With a woodstove to supplement the oil furnace or replace it when the power went, along with lanterns, candles, lots of food and ample gas, we were always prepared for extended trouble.
So, needless to say, I don’t understand all of the complaining around what by most measures has been an inconvenience over the past few days. Granted, there are some who can’t be adequately prepared for winter weather and power outages. But those people are in the minority and if the rest of us were prepared and did what we could, it would make it a lot easier for public service providers to deal with those who, for a variety of reasons, can’t.
And was it a surprise to anyone that we had what passes for a storm in St. John’s?

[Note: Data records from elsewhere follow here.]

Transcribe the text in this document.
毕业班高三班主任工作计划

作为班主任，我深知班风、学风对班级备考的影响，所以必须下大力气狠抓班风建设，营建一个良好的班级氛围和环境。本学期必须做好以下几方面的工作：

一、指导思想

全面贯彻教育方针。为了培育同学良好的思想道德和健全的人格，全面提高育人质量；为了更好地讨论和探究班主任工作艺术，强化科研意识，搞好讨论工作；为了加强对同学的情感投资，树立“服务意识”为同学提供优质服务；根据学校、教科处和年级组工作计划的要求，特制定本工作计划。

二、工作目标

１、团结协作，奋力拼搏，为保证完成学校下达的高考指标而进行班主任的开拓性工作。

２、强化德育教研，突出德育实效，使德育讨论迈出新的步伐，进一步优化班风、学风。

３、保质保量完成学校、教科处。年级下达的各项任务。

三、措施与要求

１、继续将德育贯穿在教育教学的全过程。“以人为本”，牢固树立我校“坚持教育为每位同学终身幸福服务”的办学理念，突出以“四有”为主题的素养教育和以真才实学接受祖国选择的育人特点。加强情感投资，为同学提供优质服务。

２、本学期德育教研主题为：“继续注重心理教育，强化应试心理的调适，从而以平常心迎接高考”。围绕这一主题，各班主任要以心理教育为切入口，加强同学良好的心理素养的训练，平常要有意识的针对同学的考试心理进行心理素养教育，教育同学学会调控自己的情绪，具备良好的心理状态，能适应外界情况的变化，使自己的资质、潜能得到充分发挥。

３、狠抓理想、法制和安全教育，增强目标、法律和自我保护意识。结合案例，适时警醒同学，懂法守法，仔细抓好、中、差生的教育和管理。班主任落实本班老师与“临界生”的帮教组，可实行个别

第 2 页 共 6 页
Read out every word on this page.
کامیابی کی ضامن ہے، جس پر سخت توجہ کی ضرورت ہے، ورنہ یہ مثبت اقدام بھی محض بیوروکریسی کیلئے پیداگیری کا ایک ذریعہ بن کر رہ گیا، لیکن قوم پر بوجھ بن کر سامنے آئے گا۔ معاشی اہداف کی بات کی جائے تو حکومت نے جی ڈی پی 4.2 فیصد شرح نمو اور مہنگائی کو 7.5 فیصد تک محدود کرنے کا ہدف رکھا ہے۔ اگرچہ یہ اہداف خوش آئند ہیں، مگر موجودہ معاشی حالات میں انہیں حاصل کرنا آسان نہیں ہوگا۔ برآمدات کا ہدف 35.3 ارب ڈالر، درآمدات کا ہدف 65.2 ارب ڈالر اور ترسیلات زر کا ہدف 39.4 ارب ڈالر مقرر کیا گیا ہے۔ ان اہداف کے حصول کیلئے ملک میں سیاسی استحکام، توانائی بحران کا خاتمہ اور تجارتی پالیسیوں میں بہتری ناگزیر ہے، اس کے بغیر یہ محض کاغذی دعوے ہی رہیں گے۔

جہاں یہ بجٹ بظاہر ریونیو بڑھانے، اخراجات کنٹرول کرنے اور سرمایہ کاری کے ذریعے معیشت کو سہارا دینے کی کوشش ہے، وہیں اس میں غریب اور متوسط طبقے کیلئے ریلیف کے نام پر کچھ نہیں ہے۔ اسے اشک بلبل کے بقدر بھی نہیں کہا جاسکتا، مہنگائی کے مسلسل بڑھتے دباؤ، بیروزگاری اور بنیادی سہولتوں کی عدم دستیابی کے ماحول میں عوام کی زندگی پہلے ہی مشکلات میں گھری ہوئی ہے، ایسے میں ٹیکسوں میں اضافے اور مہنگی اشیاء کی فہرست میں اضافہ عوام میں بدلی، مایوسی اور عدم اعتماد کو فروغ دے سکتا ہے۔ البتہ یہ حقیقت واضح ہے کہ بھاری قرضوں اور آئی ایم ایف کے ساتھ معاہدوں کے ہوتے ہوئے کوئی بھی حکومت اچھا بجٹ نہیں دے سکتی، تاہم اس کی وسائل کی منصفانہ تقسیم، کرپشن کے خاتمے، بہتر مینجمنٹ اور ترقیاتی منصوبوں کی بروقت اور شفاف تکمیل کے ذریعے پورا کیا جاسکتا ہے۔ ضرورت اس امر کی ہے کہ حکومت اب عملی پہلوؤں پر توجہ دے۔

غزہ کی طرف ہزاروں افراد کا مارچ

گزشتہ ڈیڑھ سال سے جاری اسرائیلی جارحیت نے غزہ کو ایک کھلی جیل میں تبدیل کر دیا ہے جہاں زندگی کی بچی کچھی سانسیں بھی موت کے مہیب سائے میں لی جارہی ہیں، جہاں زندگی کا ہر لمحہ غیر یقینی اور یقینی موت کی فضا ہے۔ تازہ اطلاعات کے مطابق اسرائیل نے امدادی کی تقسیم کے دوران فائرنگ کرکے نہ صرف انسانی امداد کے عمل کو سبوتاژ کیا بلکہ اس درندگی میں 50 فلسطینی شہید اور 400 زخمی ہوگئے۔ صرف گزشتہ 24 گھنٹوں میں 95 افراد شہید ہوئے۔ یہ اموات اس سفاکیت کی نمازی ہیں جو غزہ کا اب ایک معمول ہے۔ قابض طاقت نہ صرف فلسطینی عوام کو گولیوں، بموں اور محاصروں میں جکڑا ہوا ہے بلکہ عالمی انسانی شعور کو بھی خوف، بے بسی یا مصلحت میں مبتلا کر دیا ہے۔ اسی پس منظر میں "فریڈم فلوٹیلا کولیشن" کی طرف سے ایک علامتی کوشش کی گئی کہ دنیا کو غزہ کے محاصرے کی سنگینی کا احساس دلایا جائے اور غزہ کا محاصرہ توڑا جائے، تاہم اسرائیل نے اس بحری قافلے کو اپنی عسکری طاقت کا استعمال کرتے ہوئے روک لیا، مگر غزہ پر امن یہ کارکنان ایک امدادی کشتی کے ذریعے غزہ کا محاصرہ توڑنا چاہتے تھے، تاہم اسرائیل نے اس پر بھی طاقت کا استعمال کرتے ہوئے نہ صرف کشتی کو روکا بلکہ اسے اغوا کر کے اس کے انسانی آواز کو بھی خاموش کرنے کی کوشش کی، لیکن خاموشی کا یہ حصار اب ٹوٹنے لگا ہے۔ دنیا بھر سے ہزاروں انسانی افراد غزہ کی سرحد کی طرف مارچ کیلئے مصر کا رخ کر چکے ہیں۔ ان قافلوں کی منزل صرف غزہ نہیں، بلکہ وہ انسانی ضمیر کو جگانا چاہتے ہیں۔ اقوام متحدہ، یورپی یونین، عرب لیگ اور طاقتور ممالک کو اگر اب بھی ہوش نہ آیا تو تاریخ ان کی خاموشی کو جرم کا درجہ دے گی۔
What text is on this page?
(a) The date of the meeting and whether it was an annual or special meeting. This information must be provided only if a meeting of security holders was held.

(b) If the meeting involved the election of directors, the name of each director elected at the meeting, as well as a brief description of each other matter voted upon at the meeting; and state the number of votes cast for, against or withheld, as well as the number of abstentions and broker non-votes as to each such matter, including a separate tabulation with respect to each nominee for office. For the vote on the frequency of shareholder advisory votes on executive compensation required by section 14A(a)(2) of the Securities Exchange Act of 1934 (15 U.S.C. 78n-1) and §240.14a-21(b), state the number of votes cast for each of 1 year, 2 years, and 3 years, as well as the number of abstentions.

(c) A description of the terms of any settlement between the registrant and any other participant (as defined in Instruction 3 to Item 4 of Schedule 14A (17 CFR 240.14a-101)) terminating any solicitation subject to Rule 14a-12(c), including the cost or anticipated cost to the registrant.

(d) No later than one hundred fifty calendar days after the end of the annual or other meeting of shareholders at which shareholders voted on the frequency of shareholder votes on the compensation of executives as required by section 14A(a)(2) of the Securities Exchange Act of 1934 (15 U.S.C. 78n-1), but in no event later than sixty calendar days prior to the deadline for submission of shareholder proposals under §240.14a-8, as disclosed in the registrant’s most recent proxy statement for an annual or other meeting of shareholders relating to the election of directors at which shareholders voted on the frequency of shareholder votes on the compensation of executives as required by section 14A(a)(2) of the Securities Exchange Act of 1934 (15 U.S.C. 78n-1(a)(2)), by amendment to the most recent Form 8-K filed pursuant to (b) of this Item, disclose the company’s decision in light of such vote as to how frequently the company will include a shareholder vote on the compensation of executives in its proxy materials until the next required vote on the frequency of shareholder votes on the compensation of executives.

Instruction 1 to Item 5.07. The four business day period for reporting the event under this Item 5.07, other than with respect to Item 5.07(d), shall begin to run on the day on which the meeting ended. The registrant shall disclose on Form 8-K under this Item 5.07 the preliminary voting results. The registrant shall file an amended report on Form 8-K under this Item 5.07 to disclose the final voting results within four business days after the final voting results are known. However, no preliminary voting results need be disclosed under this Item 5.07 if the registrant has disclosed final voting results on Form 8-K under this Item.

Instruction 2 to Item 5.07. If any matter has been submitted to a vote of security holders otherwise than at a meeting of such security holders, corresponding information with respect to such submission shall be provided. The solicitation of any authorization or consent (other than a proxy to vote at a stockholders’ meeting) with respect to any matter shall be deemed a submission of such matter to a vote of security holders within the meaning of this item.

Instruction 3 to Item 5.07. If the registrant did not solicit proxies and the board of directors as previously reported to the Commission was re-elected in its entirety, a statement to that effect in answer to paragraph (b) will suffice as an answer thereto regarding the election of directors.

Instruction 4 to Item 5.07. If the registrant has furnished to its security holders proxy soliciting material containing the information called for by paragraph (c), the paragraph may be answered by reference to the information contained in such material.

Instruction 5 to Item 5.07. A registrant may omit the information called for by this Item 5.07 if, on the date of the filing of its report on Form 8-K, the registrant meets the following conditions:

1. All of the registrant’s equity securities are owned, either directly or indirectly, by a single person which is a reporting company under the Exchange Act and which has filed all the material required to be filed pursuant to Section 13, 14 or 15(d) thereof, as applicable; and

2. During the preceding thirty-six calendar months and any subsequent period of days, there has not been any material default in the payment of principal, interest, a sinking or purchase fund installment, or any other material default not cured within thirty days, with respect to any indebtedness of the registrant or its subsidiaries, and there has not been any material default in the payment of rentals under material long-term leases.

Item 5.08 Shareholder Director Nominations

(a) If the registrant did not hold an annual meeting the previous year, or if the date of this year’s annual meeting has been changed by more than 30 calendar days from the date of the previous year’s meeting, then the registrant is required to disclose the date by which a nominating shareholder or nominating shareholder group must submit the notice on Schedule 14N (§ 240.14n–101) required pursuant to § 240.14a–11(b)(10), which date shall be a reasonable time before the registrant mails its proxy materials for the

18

Aside from the fact that it is early January in the windiest, snowiest capital city in the country, I, for one, was sick and tired of the constant warnings on all public airwaves for at least three days before the storm hit. Yes, we definitely knew it was coming.
Well, you might say, the power outage was a surprise. Really? The reasons behind the rotating power outages and the subsequent failure at Sunnyside aside — and while the causes vary — power loss in winter is a common occurrence everywhere there is winter and an electrical grid. Toronto comes to mind, even.
While the reliability of Holyrood and other power generating stations can be debated, for 24 hours before the rolling blackouts started, we were warned of their imminent arrival. We were asked to reduce consumption in order to minimize the impact. Yet, you could drive around town and with little trouble find many kilowatts of wasted consumption by those who refused to heed the advisory.
As Fred Penney, an old fisherman I fished with for years used to say, “Carelessness is not worth much unless it is well kept up.” I sympathize with those who, because of personal circumstance, have difficulty dealing with winter and the challenges that comes with it. That doesn’t extend to those able-bodied, financially capable among us who, through their own actions, find themselves in a pickle when completely predictable winter weather and entirely anticipated power supply problems come along.
Hats off to the frontline workers who, through all this, have climbed poles, waded through snow banks, plowed snow, responded to medical emergencies and in many cases did so at their own personal risk.
As has been pointed out by many, this is early winter; there will in all probability be more to come. Stick on a pair of snowshoes, grab cross-country skis, go to the Bannerman Loop for a skate, slide at Pippy or Bowering Park, get out and embrace winter, you might lose some of those pounds you put on over Christmas.
One thing is certain; complaining isn’t going to make it any shorter. At least I hope it doesn’t.